The test of the J-20 stealth fighter was apparently a complete shock to Gates and his traveling party, who’d received a tepid reception the day before by the Chinese defense minister. The flight, which lasted less than 20 minutes, represented a significant step in China’s development of advanced weaponry.

China joined Russia as only the second country outside the United States that's known to have tested a stealth fighter jet, one able to evade radar; the United States’ F-22 Raptor is the world’s sole fully operational stealth fighter.

Gates said Tuesday that Hu had assured him the J-20 test had been long planned and that its timing “had absolutely nothing to do” with the defense secretary’s visit.

Several news agencies traveling with Gates quoted an unnamed senior U.S. defense official as saying that when Gates asked Hu about the J-20 exercise, neither the president nor any other Chinese civilians in the room seemed to have known about it in advance.

But the wide coverage of the event by Chinese blogs and news media raised questions about whether it was really done without the central government's prior knowledge.
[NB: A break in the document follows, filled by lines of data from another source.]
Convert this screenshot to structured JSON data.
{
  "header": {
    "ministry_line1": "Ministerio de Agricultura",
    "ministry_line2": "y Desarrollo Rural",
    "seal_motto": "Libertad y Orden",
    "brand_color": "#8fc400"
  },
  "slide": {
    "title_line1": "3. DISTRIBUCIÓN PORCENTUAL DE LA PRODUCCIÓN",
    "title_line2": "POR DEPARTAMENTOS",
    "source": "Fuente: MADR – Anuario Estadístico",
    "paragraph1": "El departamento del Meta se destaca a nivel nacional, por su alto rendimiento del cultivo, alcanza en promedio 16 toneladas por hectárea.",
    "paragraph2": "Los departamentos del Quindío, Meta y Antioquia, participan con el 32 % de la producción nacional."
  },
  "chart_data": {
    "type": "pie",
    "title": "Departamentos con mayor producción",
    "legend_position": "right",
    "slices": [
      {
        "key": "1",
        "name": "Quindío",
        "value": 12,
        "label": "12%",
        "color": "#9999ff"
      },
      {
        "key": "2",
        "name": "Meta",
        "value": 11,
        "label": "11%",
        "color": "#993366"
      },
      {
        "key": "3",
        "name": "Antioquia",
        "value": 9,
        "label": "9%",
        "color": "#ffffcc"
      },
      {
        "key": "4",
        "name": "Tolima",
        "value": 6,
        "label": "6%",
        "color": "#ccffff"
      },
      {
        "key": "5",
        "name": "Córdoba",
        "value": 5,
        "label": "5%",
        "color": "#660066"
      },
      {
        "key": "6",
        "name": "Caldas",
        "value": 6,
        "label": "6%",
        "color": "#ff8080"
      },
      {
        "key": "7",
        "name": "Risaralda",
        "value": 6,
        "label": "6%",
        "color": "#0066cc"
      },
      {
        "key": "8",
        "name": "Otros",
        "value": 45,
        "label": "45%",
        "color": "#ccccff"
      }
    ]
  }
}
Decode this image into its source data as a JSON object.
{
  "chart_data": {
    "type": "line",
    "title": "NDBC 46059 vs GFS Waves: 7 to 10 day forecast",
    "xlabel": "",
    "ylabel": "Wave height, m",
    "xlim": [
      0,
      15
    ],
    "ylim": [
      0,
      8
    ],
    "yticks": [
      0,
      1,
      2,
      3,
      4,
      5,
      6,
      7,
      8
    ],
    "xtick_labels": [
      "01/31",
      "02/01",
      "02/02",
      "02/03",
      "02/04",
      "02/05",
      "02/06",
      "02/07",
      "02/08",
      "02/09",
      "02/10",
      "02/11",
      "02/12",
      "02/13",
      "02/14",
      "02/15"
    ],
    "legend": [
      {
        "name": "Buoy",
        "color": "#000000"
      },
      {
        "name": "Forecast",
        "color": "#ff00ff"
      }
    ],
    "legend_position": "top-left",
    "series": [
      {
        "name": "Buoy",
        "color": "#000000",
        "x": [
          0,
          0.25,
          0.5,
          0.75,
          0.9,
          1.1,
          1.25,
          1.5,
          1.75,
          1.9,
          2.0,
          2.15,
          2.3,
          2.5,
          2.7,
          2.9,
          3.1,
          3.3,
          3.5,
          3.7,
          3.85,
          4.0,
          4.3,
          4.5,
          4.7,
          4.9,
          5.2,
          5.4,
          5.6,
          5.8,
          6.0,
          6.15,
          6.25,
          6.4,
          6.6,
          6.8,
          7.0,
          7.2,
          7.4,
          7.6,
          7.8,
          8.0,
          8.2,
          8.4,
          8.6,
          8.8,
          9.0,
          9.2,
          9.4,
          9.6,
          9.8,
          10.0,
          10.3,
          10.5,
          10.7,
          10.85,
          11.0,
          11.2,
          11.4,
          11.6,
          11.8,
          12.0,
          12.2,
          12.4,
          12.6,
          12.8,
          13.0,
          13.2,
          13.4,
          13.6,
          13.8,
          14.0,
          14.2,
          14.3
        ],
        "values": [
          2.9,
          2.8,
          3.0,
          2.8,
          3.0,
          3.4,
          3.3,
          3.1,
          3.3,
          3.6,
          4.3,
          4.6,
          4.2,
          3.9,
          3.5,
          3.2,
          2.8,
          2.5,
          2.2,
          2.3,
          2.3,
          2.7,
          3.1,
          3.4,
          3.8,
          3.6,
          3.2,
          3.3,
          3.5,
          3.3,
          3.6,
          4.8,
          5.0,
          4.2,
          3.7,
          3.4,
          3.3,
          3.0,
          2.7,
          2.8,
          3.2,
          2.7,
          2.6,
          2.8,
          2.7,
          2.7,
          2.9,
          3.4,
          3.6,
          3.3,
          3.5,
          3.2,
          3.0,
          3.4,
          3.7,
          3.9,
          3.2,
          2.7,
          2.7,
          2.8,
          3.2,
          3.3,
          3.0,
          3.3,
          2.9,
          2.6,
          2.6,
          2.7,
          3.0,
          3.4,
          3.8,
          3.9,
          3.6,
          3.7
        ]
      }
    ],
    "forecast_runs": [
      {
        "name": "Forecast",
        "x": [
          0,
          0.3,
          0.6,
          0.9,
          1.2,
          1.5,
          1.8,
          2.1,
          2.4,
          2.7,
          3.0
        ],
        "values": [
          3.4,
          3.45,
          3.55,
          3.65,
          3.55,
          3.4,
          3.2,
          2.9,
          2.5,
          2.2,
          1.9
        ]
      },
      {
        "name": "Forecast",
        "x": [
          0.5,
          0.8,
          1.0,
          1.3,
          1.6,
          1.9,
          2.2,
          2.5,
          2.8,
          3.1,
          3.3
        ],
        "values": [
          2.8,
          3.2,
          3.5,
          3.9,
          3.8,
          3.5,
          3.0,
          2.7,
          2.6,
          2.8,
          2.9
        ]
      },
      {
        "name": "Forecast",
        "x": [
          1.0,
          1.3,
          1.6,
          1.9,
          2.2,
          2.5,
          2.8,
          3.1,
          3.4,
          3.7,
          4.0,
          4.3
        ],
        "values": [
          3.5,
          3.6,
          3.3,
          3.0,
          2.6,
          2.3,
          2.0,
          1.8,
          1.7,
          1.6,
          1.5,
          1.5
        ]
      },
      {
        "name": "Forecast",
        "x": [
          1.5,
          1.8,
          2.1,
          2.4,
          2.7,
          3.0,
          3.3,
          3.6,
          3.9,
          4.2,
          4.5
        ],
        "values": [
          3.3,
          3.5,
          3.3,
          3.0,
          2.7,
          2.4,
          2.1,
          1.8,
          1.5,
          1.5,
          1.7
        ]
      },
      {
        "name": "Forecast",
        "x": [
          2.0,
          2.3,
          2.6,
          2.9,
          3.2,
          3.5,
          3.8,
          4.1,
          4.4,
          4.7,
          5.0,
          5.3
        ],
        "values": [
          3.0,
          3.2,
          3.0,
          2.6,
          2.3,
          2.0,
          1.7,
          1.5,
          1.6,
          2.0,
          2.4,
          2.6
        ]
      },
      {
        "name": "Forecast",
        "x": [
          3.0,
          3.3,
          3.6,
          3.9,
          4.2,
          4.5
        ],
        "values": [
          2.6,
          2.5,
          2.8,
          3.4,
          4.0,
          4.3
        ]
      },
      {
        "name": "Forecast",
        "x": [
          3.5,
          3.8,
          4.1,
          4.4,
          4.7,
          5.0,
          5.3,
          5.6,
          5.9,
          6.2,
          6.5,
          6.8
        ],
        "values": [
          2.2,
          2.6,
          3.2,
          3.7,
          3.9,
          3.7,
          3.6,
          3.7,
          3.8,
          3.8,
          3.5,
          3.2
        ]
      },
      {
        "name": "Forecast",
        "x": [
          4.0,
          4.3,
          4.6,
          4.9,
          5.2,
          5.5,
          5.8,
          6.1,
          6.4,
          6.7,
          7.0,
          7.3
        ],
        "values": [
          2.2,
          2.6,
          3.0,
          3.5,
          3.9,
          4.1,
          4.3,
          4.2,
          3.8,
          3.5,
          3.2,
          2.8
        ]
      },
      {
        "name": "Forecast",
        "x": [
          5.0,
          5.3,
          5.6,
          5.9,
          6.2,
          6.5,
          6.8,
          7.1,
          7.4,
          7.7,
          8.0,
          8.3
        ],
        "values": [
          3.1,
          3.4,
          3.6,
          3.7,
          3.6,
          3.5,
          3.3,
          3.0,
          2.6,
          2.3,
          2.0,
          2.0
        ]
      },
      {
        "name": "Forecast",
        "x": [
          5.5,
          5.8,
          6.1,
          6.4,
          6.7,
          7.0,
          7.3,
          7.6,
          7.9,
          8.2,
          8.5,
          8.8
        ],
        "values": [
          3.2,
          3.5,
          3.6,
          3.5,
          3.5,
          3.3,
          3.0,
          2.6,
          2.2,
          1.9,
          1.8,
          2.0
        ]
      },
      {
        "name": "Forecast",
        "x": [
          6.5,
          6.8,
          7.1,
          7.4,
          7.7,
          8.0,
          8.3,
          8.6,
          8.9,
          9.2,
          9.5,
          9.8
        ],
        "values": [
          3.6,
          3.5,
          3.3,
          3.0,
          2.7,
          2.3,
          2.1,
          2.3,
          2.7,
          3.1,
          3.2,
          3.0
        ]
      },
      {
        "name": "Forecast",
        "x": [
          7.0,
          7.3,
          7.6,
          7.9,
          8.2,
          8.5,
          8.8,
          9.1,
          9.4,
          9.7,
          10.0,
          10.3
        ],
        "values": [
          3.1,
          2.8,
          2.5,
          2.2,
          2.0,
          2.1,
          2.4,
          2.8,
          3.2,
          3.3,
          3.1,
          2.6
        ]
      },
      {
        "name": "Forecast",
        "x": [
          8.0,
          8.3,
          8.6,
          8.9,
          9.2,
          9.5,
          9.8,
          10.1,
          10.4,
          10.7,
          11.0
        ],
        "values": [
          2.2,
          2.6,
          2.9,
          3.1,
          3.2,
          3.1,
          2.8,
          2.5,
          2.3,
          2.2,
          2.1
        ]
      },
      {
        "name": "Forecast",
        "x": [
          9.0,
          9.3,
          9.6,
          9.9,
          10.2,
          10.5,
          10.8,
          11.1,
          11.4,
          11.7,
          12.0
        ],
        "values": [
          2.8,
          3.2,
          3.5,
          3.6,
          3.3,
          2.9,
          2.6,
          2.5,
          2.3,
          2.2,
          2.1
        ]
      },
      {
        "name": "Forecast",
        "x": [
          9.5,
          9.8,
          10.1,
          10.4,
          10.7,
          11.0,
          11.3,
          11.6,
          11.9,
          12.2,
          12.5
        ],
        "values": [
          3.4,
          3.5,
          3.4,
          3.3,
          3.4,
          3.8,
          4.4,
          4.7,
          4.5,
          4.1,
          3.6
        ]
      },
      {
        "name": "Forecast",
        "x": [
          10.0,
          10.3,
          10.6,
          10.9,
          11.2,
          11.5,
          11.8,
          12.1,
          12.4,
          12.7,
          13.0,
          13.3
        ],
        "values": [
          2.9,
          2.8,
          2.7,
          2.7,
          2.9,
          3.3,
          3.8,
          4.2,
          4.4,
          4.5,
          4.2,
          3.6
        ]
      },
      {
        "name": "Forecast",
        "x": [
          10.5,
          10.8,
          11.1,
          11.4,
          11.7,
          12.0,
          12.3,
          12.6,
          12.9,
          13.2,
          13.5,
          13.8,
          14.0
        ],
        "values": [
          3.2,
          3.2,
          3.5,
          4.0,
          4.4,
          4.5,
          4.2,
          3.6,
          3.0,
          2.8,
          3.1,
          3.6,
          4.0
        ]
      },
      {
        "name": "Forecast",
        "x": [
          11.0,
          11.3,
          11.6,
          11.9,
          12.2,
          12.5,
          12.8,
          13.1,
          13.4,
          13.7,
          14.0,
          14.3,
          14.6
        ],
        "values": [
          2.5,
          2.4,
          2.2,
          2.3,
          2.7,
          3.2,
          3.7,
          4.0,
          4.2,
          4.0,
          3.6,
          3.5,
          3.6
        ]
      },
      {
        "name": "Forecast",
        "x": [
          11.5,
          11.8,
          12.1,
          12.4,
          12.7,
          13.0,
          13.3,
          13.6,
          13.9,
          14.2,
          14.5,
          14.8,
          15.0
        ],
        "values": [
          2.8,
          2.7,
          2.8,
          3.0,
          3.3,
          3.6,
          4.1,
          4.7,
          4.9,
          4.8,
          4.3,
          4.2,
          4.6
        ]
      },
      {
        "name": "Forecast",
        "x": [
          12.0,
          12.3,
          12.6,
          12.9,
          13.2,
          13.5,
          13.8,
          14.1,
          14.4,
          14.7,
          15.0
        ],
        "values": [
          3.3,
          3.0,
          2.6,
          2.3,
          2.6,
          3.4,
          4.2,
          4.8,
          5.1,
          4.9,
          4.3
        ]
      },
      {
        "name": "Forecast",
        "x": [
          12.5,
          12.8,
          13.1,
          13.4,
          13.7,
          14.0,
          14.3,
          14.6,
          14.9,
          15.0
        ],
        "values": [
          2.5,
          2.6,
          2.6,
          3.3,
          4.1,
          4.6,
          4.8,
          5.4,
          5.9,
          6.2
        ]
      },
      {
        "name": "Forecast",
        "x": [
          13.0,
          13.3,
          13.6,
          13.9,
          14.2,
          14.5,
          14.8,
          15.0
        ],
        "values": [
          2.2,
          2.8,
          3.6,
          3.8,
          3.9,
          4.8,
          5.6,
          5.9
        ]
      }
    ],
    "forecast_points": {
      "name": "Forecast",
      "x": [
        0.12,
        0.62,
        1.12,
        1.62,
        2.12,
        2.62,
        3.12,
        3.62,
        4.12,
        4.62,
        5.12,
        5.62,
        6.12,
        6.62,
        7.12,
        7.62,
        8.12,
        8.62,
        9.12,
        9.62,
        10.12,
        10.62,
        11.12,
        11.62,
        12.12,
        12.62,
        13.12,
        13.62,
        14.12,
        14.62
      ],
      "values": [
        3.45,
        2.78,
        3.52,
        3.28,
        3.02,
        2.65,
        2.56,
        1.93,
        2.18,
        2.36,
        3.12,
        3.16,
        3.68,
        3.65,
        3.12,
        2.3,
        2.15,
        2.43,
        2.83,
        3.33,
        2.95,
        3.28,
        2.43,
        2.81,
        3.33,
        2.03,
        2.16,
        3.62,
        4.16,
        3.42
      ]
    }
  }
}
Photographs of the J-20 in midair were posted on several Chinese websites, including that of the Global Times, a state-run newspaper that ran headlines declaring “J-20’s first flight successful.” The pictures were accompanied on the Global Times’ blog by a minute-by-minute account of the jet’s runway taxi, flight and then the firecrackers and applause that followed.

Given Beijing’s strict control over Internet content, such a large amount of news about an event that Hu — who holds the title of president, general secretary of the Communist Party and chairman of the central military commission — hadn't authorized seemed unlikely.

Rory Medcalf, a senior analyst of Asian security affairs, said he saw two possible explanations for the J-20’s appearance Tuesday.

One is that a decision was made at senior levels of the Chinese government to “put a sting in the tail of the Gate’s visit” and send a message to China’s domestic audience that its leaders aren’t making substantial concessions to the United States, said Medcalf, the director of the international security program at the Lowy Institute, a research center in Sydney.

Another scenario, he said, is that China’s military was making a statement of displeasure over Gates being invited in the first place. The Chinese Defense Ministry is widely seen as having a more hard-line stance against the West than the Foreign Ministry has.

Despite the potential threats posed by operational North Korean intercontinental ballistic missiles or a Chinese stealth fighter, observers cautioned Tuesday that the former doesn't yet exist and the latter is in very early stages.

There are still many unanswered questions about the J-20, said Bradley Perrett, the Asia-Pacific bureau chief for Aviation Week, who’s based in Beijing.

For instance, he said, was the plane that flew Tuesday a prototype, the first in a program that will produce others, or was it just a “technology demonstrator” built to explore and practice new ideas?

Even if it was a prototype of a stealth fighter jet, Perrett said, the J-20 probably wouldn't go into service until the latter half of this decade.

Still, he said, the J-20 makes one thing clear about the U.S. advantage over China when it comes to combat aircraft: “That gap is closing.”